For $~\displaystyle 2 \leq k \leq 96, ~f(4,k) = \frac{1}{64}.~$

$~\displaystyle f(4,97) = \frac{1}{32} ~$ (i.e. last 5 tosses must be THHHH).

Therefore,

$$\sum_{k=1}^{101 - 4} f(4,k) = \frac{95}{64} + \left[2 \times \frac{1}{32} \right] = \frac{95 + 4}{64} = \frac{99}{64}.$$


$\underline{\text{Computation of} ~\displaystyle \sum_{k=1}^{101 - n} f(n,k) ~: ~4 < n \leq 98}$

$~\displaystyle f(n,1) = \frac{1}{2^{n+1}}.$

For $~\displaystyle 2 \leq k \leq (100 - n), ~f(n,k) = \frac{1}{2^{n+2}}.~$

$~\displaystyle f(n,101 - n) = \frac{1}{2^{n+1}}.$

Therefore,

$$\sum_{k=1}^{101 - n} f(n,k) = \frac{99 - n}{2^{n+2}} + \left[2 \times \frac{1}{2^{n+1}} \right] = \frac{103 - n}{2^{n+2}}.$$


$\underline{\text{Final Computation}}$

(3) above may now be generalized to

$$1 \times \left[ ~\frac{100}{2^5} + \frac{99}{2^6} + \frac{98}{2^7} ~\right] \\ + 2 \times \left[ ~\frac{97}{2^8} + \frac{96}{2^9} + \frac{95}{2^{10}} ~\right] \\ + 3 \times \left[ ~\frac{94}{2^{11}} + \frac{93}{2^{12}} + \frac{92}{2^{13}} ~\right] \\ + \cdots \\ + 32 \times \left[ ~\frac{7}{2^{98}} + \frac{6}{2^{99}} + \frac{5}{2^{100}} ~\right] \\ + 33 \times \left[ ~\frac{2}{2^{100}} + \frac{1}{2^{100}} ~\right].$$

3
On

Let $z_n(m)$ be the expected number of non-overlapping runs of $n$ heads in the next $m$ coin flips.
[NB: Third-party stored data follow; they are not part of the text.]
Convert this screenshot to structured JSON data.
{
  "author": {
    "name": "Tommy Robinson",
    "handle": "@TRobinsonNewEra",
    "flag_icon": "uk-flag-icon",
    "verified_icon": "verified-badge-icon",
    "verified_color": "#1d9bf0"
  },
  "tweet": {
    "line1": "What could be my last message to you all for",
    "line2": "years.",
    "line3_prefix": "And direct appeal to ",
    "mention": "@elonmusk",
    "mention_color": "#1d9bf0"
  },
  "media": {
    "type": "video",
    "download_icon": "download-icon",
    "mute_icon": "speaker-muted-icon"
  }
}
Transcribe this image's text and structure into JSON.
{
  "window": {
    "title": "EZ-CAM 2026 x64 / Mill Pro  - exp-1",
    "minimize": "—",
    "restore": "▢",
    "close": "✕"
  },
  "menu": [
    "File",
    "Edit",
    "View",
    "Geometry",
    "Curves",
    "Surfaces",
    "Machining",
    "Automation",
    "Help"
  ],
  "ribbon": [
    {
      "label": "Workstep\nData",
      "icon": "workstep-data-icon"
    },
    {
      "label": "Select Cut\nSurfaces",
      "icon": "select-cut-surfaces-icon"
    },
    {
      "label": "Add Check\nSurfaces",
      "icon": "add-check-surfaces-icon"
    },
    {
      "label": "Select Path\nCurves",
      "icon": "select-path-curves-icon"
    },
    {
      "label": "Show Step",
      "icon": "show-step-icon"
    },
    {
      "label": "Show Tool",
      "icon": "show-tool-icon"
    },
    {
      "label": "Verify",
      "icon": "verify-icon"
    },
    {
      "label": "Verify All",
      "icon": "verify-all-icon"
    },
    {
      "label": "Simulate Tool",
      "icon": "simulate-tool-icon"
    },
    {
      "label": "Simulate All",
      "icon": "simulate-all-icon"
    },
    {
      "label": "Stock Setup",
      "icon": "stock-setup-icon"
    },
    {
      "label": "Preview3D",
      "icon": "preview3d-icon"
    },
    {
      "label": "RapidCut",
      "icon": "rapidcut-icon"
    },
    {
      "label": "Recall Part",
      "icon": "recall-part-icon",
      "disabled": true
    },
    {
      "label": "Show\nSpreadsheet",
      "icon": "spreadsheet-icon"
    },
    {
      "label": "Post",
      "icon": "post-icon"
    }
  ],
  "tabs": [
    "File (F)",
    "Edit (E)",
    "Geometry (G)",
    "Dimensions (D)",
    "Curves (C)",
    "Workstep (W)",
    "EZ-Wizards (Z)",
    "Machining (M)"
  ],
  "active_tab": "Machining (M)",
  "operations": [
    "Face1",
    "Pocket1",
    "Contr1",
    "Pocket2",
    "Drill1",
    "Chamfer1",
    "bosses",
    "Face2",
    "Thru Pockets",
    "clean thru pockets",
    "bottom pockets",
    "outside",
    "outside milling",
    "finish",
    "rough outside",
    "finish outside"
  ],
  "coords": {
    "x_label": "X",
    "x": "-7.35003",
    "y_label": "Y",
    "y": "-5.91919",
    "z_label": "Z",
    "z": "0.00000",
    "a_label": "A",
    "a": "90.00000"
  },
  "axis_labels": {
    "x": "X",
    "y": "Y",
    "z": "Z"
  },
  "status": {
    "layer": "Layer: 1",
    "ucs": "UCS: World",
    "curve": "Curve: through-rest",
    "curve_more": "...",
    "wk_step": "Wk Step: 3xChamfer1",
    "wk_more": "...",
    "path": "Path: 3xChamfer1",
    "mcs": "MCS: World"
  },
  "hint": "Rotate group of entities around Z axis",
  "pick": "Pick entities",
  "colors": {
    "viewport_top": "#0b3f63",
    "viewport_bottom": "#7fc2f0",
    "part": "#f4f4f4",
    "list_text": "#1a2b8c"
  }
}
More generally, let $y_n(k, m)$ be the expected number of non-overlapping runs of $n$ heads in the next $m$ coin flips given that we need $0<k\le n$ heads to complete the current run. Then

  • $z_n(m)=0$ for $m < n$;
  • $z_n(m)=y_n(n, m)$;
  • for $k > 1$, $y_n(k, m)=\frac{1}{2}y_n(k-1, m-1) + \frac{1}{2}z_n(m-1)$; and
  • $y_n(1, m)=\frac{1}{2} + z_n(m-1)$.

These can be put together into a simple script:

   def z(n, m):
     if m < n: return 0
     return y(n, n, m)
   
   def y(n, k, m, cache={}):
     kk = (n, k, m)
     if kk in cache: return cache[kk]
     if k == 1:
       ret = Rational(1, 2) + z(n, m-1)
     else:
       ret = Rational(1, 2) * (y(n, k-1, m-1) + z(n, m-1))
     cache[kk] = ret
     return ret

When I evaluate $z_3(100)$, I get $$ \frac{8925295042423247826864542976627}{1267650600228229401496703205376} \approx 7.04082 . $$ This is between the lower bound of $33/8=4.125$ (considering $33$ non-overlapping runs of $3$, each with a probability $1/8$ of being "HHH") and the upper bound of $98/8=12.25$ (considering all possible runs of $3$, but allowing overlaps), as it should be.


Update:

It's actually a bit simpler to express the recursion in terms of $z_n(m)$ alone. For instance, for $n=3$, we have

$$ \begin{eqnarray} z_3(m) &=& y_3(3,m) \\ &=& \frac{1}{2}z_3(m-1) + \frac{1}{2}y_3(2,m-1) \\ &=& \frac{1}{2}z_3(m-1) + \frac{1}{4}z_3(m-2) + \frac{1}{4}y_3(1,m-2) \\ &=& \frac{1}{2}z_3(m-1) + \frac{1}{4}z_3(m-2) + \frac{1}{4}z_3(m-3) + \frac{1}{8}. \end{eqnarray} $$ More generally, $$ z_n(m) = \sum_{k=1}^{n} \frac{z_n(m-k)}{2^k} + \frac{z_n(m-n) + 1}{2^{n}}. $$ It seems like this should admit a generating-function solution.